To Cluster or Not to Cluster CAs

One of the many enhancements in Active Directory Certificate Services in Windows Server 2008 is support for 2 node active / passive clustering. We have a great whitepaper, Configuring and Troubleshooting Certification Authority Clustering in Windows Server 2008, which walks you through the setup process. Because we just leverage the Failover Clustering already in Windows, the supported hardware and software configurations for running a highly available CA are the same for running other applications on a cluster. Many of the customers I work with have recently asked about whether or not they should implement clustered CAs and the answer really depends on what you're trying to achieve.

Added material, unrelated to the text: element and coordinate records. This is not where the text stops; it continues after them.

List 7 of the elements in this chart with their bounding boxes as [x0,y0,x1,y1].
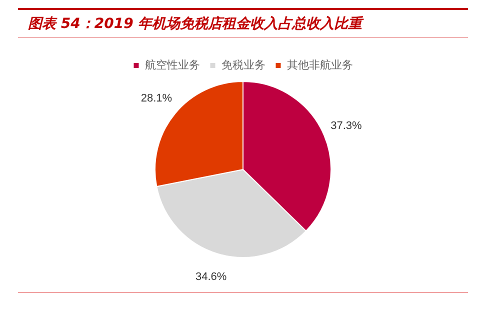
data-label: 28.1% [140,92,172,104]
legend-label: 免税业务 [221,58,266,72]
data-label: 34.6% [195,270,227,283]
chart-title: 图表 54：2019 年机场免税店租金收入占总收入比重 [27,14,365,34]
legend-label: 其他非航业务 [286,58,353,72]
data-label: 37.3% [330,120,362,132]
legend-label: 航空性业务 [144,58,200,72]
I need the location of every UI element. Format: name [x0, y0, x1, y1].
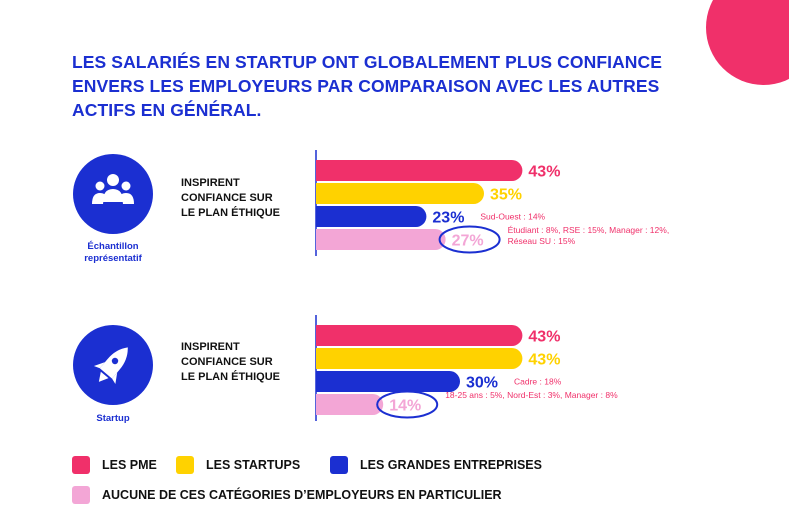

The first thing to understand is that having a highly available CA does not mean the same thing as having a highly available PKI. While it performs a critical role, the CA itself is only one part of the overall PKI and it could be argued that other components, such as CRL Distribution Points, are actually more sensitive to outages. In most PKIs, end entities will only talk directly to a CA to enroll for / renew certificates. If a computer enrolls for a certificate with a 2 year validity period, that computer will talk to the CA once to get the initial certificate and then not again until 98 weeks later (assuming a 6 week re-enrollment window). During that long interval, the client doesn't know or care if the CA is online, only that it can find and download a fresh revocation list. Thus, clustering CAs solely to support continuous enrollment services in the case of an outage is often inefficient; it would likely be cheaper and more simplistic to have 2 separate issuing CAs instead.

During an outage, the most critical capability to restore is that of the Certificate Revocation List (CRL). CRLs are used to ensure that certificates used by end entities are still valid and, depending on the application, the inability to retrieve a CRL with a current validity period can cause significant problems. For example, CRL retrieval issues are by far the most common root cause of smart card logon issues. Fortunately, there is no need to rely on clustering to keep CRLs fresh during an outage. So long as you have access to the CA's private key material, you can manually sign and publish CRLs while your CA is offline and ensure service continuity to your users.

None of this is meant to dissuade customers from deploying ADCS clusters, but rather intended to provide some context about what are the right scenarios to use them. The two primary needs for which I recommend clusters are for autonomous failover or geo-dispersal. While manual CRL signing and multiple issuing CAs can ensure that your PKI continues to work during the outage of a CA, some customers prefer failover to be an autonomous activity. In other words, rather than having to manually resign and republish the CRLs, they'd prefer for one CA to just take over for the other with no administrator interaction required. This is a great use case for Failover Clustering and many customers find that autonomous recovery to be worth the investment.

The other major use case is geo-dispersion of CAs to increase survivability in the case of a major disaster. Consider an organization that has multiple datacenters around the world. They may be pursuing a strategy such that one of these datacenters is able to take over for another in the case of a major disaster. Or, the organization may have a dedicated 'hot site' whose sole purpose is to take over operations in the case of the loss of the primary site. In both of these cases, CA clustering provides a great way to ensure that a failure of one site will not interrupt enrollment or CRL signing services for the clustered CA. Typically this style of clustering, known as Multi-Site Clustering, leverages partner solutions to replicate the data between sites.